Enceinte, j’ai lu ce texte qui m’a beaucoup fait réfléchir. Mon collègue nous proposait de déterminer des valeurs familiales. C’est vraiment un exercice intéressant, mais on choisit ça comment, des valeurs familiales?
Puis, une amie m’a prêté le livre Libres enfants de Summerhill. Ce livre a été écrit dans les années 60 par A.S. Neill, un enseignant devenu directeur d’école. Ce dernier a fondé, en 1921, une école alternative où la liberté est au cœur de l’éducation. À travers les différents chapitres du livre, il nous présente des exemples concrets de méthodes utilisées pour permettre aux enfants de s’épanouir tout en étant pleinement libres. Les enfants sont par exemple libres d’assister ou non aux cours, donc libres de jouer ou d’étudier des matières scolaires. Les enfants établissent eux-mêmes, de manière démocratique, les règles qu’ils devront respecter dans l’établissement.
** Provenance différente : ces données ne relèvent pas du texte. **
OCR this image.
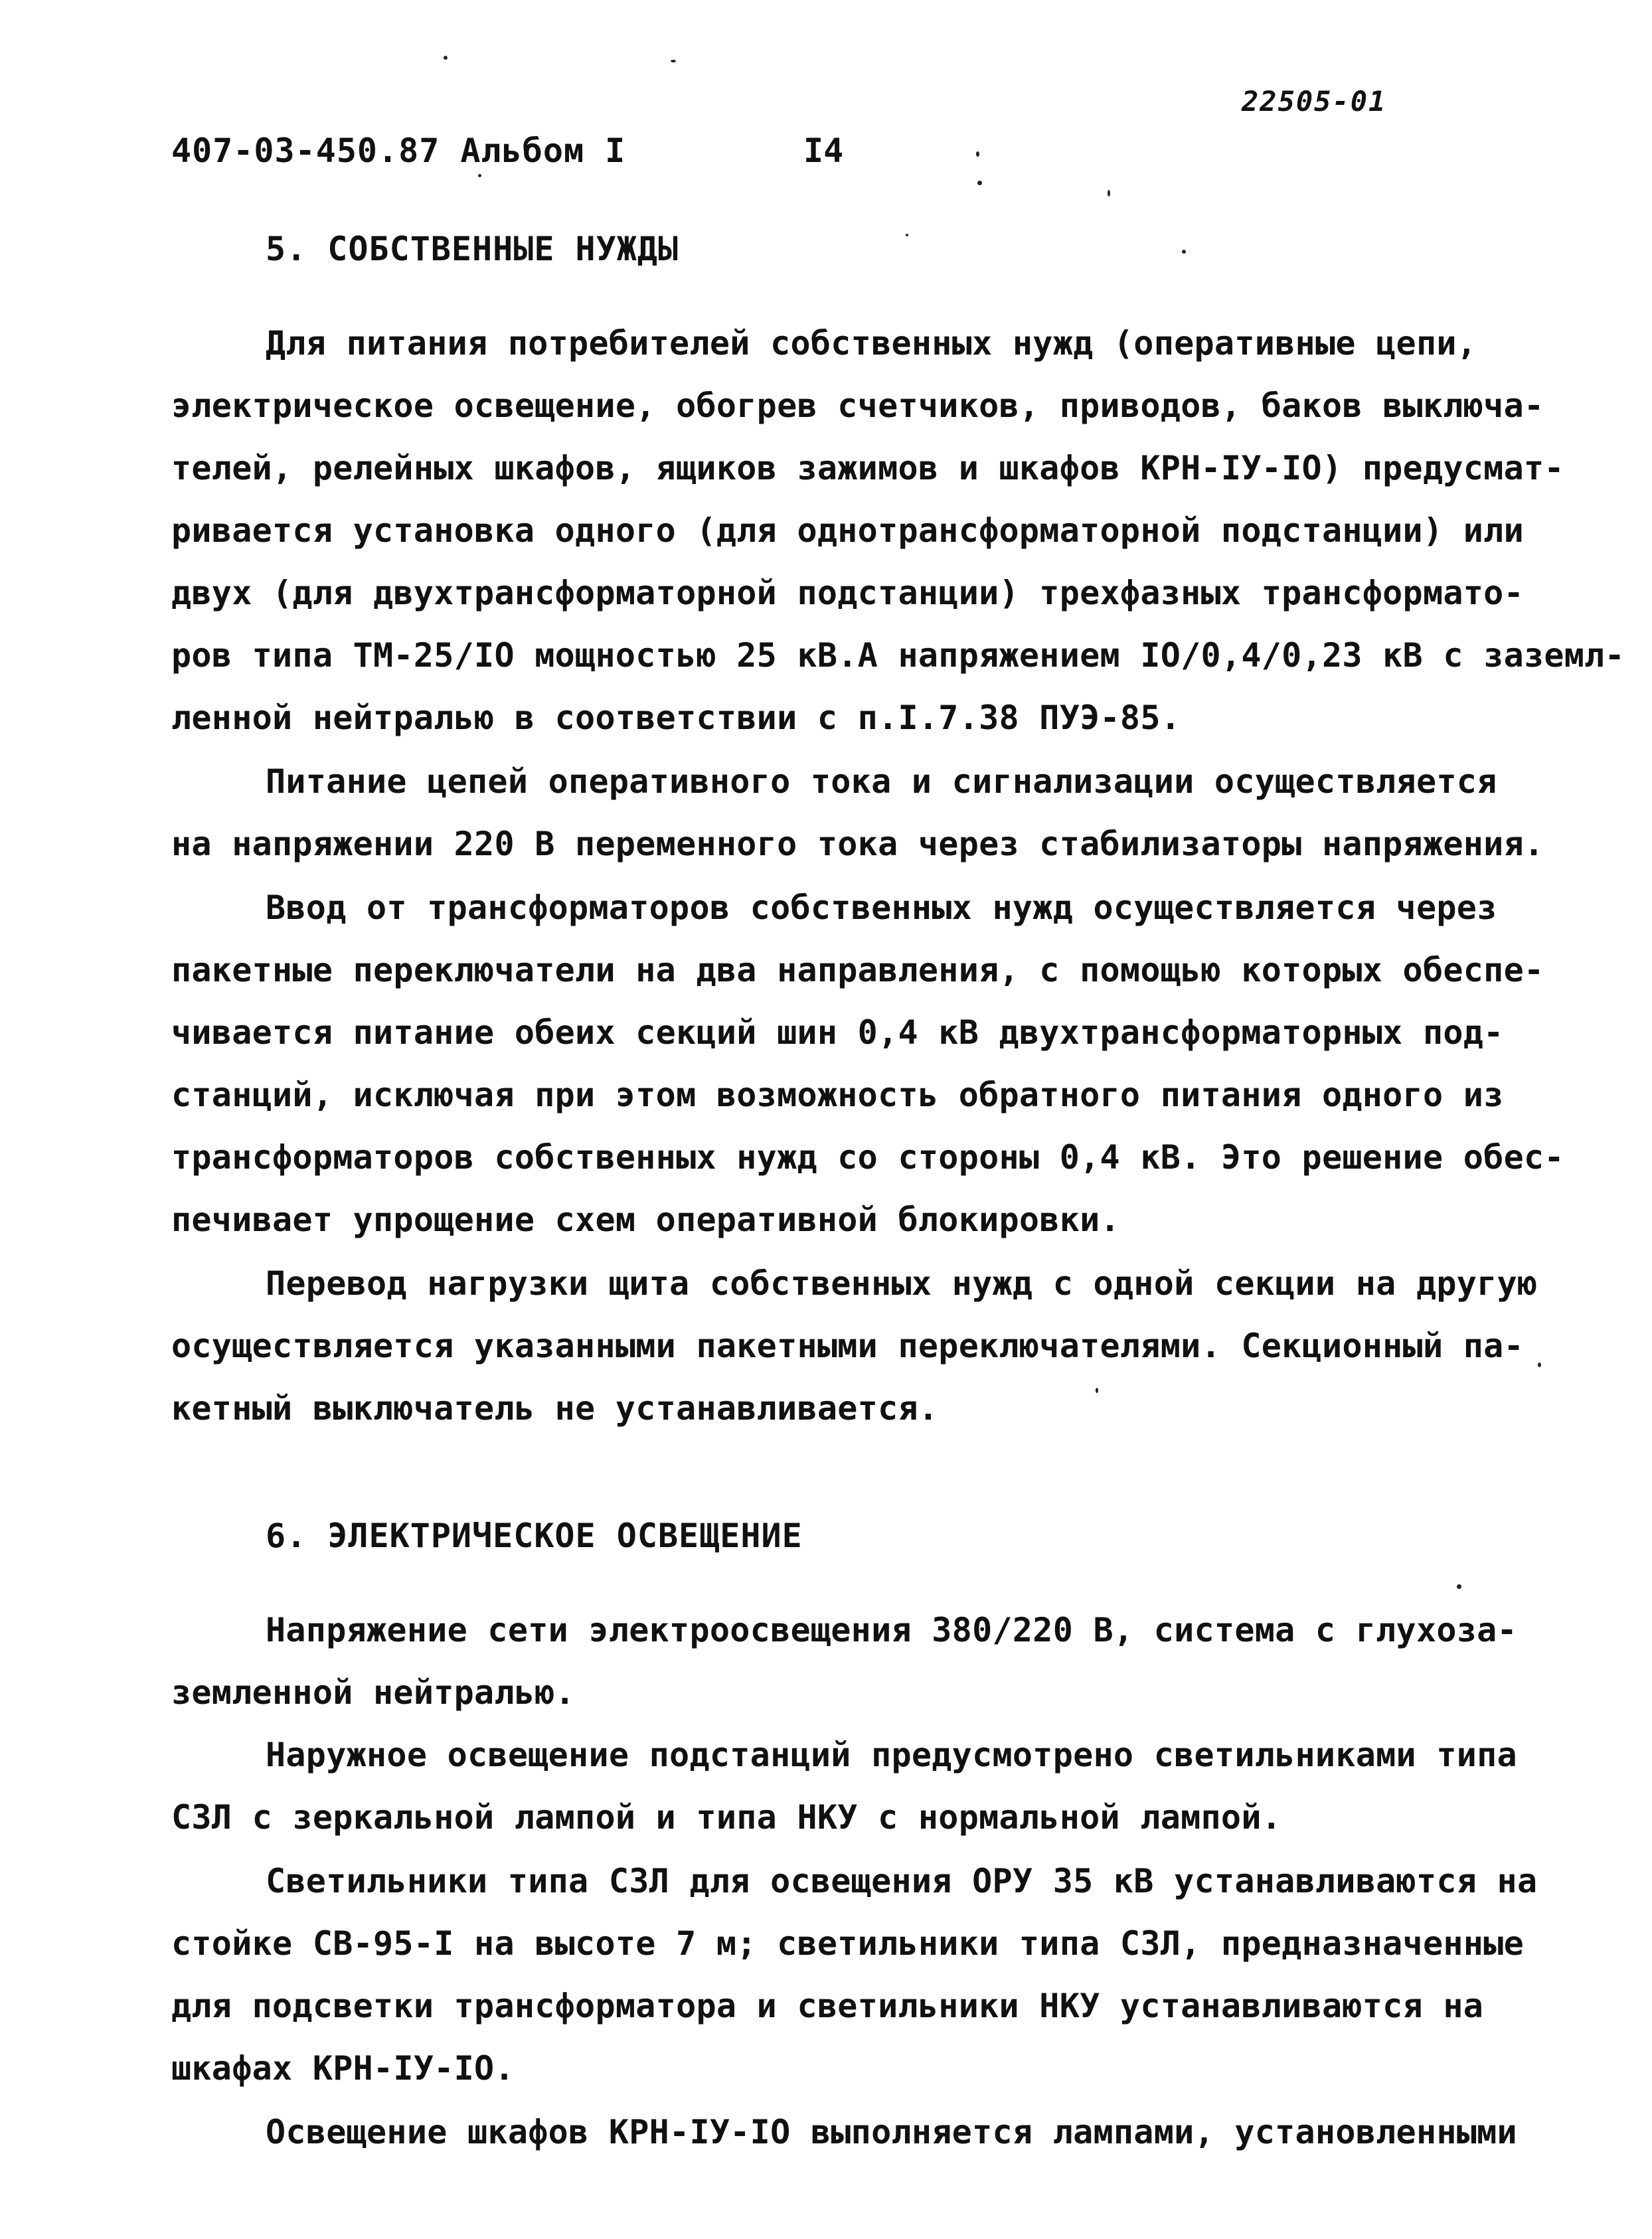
22505-01
407-03-450.87 Альбом I	I4
5. СОБСТВЕННЫЕ НУЖДЫ
Для питания потребителей собственных нужд (оперативные цепи,
электрическое освещение, обогрев счетчиков, приводов, баков выключа-
телей, релейных шкафов, ящиков зажимов и шкафов КРН-IУ-IO) предусмат-
ривается установка одного (для однотрансформаторной подстанции) или
двух (для двухтрансформаторной подстанции) трехфазных трансформато-
ров типа ТМ-25/IO мощностью 25 кВ.А напряжением IO/0,4/0,23 кВ с заземл-
ленной нейтралью в соответствии с п.I.7.38 ПУЭ-85.
Питание цепей оперативного тока и сигнализации осуществляется
на напряжении 220 В переменного тока через стабилизаторы напряжения.
Ввод от трансформаторов собственных нужд осуществляется через
пакетные переключатели на два направления, с помощью которых обеспе-
чивается питание обеих секций шин 0,4 кВ двухтрансформаторных под-
станций, исключая при этом возможность обратного питания одного из
трансформаторов собственных нужд со стороны 0,4 кВ. Это решение обес-
печивает упрощение схем оперативной блокировки.
Перевод нагрузки щита собственных нужд с одной секции на другую
осуществляется указанными пакетными переключателями. Секционный па-
кетный выключатель не устанавливается.
6. ЭЛЕКТРИЧЕСКОЕ ОСВЕЩЕНИЕ
Напряжение сети электроосвещения 380/220 В, система с глухоза-
земленной нейтралью.
Наружное освещение подстанций предусмотрено светильниками типа
СЗЛ с зеркальной лампой и типа НКУ с нормальной лампой.
Светильники типа СЗЛ для освещения ОРУ 35 кВ устанавливаются на
стойке СВ-95-I на высоте 7 м; светильники типа СЗЛ, предназначенные
для подсветки трансформатора и светильники НКУ устанавливаются на
шкафах КРН-IУ-IO.
Освещение шкафов КРН-IУ-IO выполняется лампами, установленными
Ce qui m’a fascinée de cette lecture, c’est le constat que fait l’auteur à l’effet que la très grande majorité des enfants qui ont fréquenté son établissement ont choisi de suivre les cours magistraux et ont obtenu leur diplôme. Que lorsqu’il n’est contraint à rien, et lorsqu’il peut explorer à fond chacun de ses désirs et impulsions, naturellement l’enfant sera curieux, avide d’apprendre, et voudra tendre vers l’éducation.
La lecture nous ayant séduits, chéri et moi, nous avons choisi cette valeur comme l’une de celles qui régneraient au cœur de notre famille.
Il faut toutefois poser un fondement important : la liberté telle que pratiquée à Summerhill et dans mon foyer n’est pas l’anarchie. Un enfant libre n’est pas un enfant roi. La liberté d’un individu se termine dès que la liberté de l’autre est brimée. Par exemple, mon enfant peut jouer dans l’évier de la cuisine et jeter de l’eau par terre (il est libre de ses loisirs). Cependant ce n’est pas moi qui devrai éponger le plancher (sa liberté ne brimera pas la mienne en m’obligeant à nettoyer). Mon enfant apprendra donc les conséquences de sa liberté en ramassant ses dégâts. Alors que l’enfant roi aura fait des dégâts, et n’aura pas été contraint de les ramasser.
L’auteur de Summerhill lui-même convient que la démarcation entre liberté et encadrement pose un défi continuel. Le bon jugement doit s’exercer là comme ailleurs. L’auteur admet notamment que la sécurité doit primer sur toute forme de liberté. Ainsi, lorsque la liberté de mes enfants met en jeu leur sécurité, j’interviens. Par exemple, mes enfants de 2 ans sont tout à fait capables de décider s’ils veulent ou non être attachés dans leur poussette : les conséquences possibles sont minimes, et le risque calculé. Cependant, en auto, jamais je ne leur laisse la liberté d’être attachés ou non. De même, laisser des enfants de 2 ans jouer jusqu’à s’épuiser le soir sous prétexte de ne pas entraver leur liberté est inapproprié et ne pourra que rendre toute la maisonnée irritable et irritée ; c’est à l’adulte de mettre un horaire de vie et de sommeil en place.
Parce que la liberté est un concept vaste, et que c’est une valeur qui me tient à cœur, je rédigerai quelques textes à venir, pour illustrer comment la liberté est offerte à mes enfants en fonction de leur âge.
Pour les intéressés, l’école Summerhill existe encore, a toujours la même philosophie et est maintenant dirigée par la fille de son fondateur.